The Ark | Teen Ink

The Ark

July 29, 2012
By erikschoning BRONZE, Clemmons, North Carolina
erikschoning BRONZE, Clemmons, North Carolina
3 articles 0 photos 0 comments

My giraffe doesn’t fit in the house.

Dad instead cuts a hole in the ceiling of the shed. I have the comfort of looking out each night and seeing its long neck rising from the shed like an implanted redwood tree. Transporting it in and out is an ordeal, however. Whinnying. Screeching. Whispers through whitewashed walls. I spend so much time down at the shed that Mom says the giraffe has to go. Hit the road, Jack.

Mom says that the yard is off limits; she doesn’t want that “disease-ridden skyscraper of an animal” killing all of her grass. So I look to the woods that swell up against our house, held back only by a moat of grass. One morning I lead the giraffe into the woods until we come to the place. A dried up half-pipe of riverbed.
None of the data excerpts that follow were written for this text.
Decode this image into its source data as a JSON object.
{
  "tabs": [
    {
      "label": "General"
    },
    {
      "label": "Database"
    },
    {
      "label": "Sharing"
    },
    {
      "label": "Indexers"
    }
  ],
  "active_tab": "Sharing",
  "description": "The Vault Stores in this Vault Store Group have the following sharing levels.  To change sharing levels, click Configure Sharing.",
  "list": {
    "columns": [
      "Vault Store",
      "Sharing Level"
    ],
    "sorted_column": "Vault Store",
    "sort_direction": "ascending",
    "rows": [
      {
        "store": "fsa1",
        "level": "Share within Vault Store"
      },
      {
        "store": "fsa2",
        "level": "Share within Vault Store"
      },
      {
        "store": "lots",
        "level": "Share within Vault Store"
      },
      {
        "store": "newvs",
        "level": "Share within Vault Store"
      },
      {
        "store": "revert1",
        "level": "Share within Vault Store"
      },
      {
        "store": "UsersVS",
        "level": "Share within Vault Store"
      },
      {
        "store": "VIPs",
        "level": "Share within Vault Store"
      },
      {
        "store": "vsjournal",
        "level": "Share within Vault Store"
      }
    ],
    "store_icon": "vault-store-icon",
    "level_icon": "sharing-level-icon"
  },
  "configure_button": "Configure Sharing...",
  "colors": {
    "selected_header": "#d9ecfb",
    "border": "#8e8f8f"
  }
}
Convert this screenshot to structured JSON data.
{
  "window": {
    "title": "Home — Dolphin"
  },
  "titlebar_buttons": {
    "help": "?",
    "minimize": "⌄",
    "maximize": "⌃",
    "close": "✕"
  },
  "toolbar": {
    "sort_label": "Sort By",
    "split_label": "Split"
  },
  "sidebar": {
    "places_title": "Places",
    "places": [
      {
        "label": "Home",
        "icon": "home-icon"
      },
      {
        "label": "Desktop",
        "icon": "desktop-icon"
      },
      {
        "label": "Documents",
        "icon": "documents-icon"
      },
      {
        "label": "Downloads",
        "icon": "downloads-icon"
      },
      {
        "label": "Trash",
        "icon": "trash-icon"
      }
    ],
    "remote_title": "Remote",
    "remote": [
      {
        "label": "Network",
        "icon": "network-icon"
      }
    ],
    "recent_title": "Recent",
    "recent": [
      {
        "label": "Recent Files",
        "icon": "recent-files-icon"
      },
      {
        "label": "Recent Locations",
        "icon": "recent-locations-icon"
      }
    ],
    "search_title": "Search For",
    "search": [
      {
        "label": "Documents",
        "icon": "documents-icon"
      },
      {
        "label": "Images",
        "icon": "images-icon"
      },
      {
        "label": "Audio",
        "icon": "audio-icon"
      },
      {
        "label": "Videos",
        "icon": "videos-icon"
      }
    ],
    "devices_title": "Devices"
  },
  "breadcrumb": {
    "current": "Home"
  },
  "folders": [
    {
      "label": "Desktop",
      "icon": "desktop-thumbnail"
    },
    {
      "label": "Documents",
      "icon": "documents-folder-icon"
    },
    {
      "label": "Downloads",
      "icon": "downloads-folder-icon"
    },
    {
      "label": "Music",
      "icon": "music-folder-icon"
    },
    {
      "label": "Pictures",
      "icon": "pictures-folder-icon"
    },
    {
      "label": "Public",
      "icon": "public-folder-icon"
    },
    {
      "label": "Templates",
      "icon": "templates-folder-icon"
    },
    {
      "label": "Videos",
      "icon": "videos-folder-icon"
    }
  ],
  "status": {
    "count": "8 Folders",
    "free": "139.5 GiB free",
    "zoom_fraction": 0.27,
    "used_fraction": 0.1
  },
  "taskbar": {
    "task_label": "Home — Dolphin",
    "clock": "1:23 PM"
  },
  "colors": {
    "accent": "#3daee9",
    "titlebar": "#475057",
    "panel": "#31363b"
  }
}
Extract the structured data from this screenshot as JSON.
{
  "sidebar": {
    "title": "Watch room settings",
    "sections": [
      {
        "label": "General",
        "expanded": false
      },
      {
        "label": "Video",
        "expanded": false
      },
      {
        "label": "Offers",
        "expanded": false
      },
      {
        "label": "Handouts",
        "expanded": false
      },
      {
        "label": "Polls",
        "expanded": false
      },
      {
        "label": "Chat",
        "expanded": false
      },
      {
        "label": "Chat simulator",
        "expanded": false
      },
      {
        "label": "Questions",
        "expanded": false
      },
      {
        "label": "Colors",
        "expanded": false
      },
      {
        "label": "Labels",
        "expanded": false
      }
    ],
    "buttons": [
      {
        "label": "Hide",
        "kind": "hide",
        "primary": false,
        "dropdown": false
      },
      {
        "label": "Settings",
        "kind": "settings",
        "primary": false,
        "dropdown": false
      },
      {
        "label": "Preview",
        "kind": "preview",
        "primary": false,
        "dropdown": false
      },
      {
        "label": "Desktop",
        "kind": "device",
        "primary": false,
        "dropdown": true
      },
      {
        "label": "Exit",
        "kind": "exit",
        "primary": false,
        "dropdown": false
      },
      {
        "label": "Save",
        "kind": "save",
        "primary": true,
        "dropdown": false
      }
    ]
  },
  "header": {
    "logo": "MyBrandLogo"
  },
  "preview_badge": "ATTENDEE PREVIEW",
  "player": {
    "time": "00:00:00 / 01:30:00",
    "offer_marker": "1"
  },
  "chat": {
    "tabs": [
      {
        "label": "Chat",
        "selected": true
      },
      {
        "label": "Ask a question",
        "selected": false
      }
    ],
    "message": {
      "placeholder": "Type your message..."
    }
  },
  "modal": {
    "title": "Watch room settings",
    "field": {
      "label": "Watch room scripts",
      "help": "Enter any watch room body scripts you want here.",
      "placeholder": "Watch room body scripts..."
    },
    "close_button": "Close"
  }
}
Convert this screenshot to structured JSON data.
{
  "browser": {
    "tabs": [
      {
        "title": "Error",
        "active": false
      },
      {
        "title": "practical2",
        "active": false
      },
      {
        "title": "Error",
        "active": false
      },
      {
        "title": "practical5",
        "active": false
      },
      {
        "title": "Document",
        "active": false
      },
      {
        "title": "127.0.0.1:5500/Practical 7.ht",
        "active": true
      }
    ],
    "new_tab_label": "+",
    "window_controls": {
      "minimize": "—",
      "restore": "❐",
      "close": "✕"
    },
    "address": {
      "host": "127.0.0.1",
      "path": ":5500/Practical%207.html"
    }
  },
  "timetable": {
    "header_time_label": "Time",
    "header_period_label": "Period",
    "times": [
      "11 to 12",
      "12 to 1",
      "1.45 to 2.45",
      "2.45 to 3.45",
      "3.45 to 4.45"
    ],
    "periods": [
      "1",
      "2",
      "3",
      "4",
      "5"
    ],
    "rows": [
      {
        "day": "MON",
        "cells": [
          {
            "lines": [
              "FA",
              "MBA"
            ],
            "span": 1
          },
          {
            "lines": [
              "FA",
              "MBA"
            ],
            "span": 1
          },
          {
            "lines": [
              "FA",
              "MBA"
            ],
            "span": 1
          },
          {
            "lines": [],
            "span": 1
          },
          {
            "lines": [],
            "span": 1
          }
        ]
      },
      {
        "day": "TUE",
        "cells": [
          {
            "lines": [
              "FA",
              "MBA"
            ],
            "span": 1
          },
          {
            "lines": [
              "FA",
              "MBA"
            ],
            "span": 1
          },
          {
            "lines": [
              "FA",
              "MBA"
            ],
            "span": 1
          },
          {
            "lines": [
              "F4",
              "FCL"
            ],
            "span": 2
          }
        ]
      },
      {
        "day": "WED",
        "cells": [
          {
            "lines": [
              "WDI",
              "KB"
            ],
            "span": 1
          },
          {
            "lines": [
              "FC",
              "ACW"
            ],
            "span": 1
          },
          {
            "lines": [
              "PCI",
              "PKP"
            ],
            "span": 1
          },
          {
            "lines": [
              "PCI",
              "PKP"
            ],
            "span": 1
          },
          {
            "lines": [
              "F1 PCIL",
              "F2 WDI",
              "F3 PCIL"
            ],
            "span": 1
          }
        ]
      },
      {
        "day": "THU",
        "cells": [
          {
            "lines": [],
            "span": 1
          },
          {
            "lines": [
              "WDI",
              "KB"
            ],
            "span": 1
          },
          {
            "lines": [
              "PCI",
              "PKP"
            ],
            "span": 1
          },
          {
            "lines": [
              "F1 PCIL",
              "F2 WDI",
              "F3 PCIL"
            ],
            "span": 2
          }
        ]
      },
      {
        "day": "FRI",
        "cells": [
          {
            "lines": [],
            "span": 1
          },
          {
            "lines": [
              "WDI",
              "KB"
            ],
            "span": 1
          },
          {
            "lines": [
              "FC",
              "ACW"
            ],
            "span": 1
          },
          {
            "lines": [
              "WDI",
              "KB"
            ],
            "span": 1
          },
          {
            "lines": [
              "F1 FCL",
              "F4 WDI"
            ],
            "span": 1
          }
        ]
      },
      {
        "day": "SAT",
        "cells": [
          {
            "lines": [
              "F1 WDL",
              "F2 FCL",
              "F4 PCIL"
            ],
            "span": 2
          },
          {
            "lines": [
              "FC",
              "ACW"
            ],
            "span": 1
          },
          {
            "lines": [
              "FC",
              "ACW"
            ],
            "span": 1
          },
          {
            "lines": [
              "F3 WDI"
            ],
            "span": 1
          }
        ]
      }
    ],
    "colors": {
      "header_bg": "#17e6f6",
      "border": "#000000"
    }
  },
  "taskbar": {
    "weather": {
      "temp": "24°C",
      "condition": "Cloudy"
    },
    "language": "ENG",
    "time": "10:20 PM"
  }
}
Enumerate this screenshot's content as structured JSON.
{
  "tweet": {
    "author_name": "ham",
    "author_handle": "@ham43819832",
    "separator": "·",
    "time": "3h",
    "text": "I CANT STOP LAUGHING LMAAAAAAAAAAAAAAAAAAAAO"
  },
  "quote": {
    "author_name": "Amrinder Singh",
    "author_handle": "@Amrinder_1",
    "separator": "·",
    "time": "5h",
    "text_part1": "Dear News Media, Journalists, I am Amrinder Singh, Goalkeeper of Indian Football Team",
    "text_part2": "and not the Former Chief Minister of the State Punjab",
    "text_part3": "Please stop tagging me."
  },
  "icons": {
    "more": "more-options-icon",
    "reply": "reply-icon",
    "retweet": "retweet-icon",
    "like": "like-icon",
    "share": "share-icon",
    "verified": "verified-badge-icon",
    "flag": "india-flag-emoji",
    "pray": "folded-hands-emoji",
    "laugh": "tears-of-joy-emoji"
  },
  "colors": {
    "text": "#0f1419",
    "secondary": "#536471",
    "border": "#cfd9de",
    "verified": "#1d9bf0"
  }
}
I dig into the sides, carving my architecture out of the canvas of earth.

I begin carrying an old pickle jar on which I scribbled the words: “JURAFF SHELLTER FUND”. It sits on my school desk every morning; however, the jar is rarely greeted with pocket change but rather laughter from the other students. During lunch I place it by the trashcans so that it can heckle students for spare change; I often return to a jar filled with half-eaten fruits or parts of someone’s lunch that they decided was better used as a punch line than as nutrition.

The project comes along nicely, even without funding. The riverbed is now a pit that resembled a circus ring. I build a giraffe lean-to, a structure that I waterproof in thirty sandwiches’ worth of Saran wrap You can eat your sandwiches off the floor for all I care then During all this the giraffe often just sits there and watches me with a look that can only be described as dull. It most likely focuses its attention on a falling leaf. A snapping twig. Whispers through trees.

I clean up the path to the shelter, and on its opening night - I’m very busy Karen, yes I know it means a lot to him but I don’t understand why, it’s a waste of time - I bring my parents with me. Like any tour guide I show them each detail with a level of excitement that greatly exceeds that of my tour group. The three of us watch as the giraffe enters its new home. Home is where the heart is. Back in our house I grip the carpet as I listen from the staircase as they talk. Too much time, it’s just an animal, it’s a phase it just has to be I know it, friends at school? The words unspoken say the most. I go to bed staring intently out of my window, hands aching from splinters. I am Noah after building the ark, my construction of salvation for dull-eyed beasts that can thank me with nothing more than a blank stare.

…Blurry days. Hazy nights. Hours spent watching the stars, watching giraffe, watching cars. Dad leaves, so do the tools. Turtleneck men in our living room, my living room – he simply spends far too much time with this animal. These men leave, Mom starts dinner, too much time. Time stops. Rain comes. Rain goes. Wood rots…

The giraffe comes less and less, I wonder as to why? Maybe I’m just not seeing it among the trees.
The giraffe has disappeared. Turtleneck men no longer come. Mom starts dinner early, a special dinner tonight. It is bland; it needs salt. Mom gets me a “real” pet on Christmas morning, a small dog. Its bow is wrapped too tightly around its neck. The dog is a quick learner and knows every trick: sit, stay, roll over, fetch. Loyalty. Mom even lets it sleep in my bed. And I am content, or so I think. Every night as that dog curls up at the foot of my bed I stare out of that window, imagining I can still faintly see the speckled outline of a slumbering giraffe buried in its depths.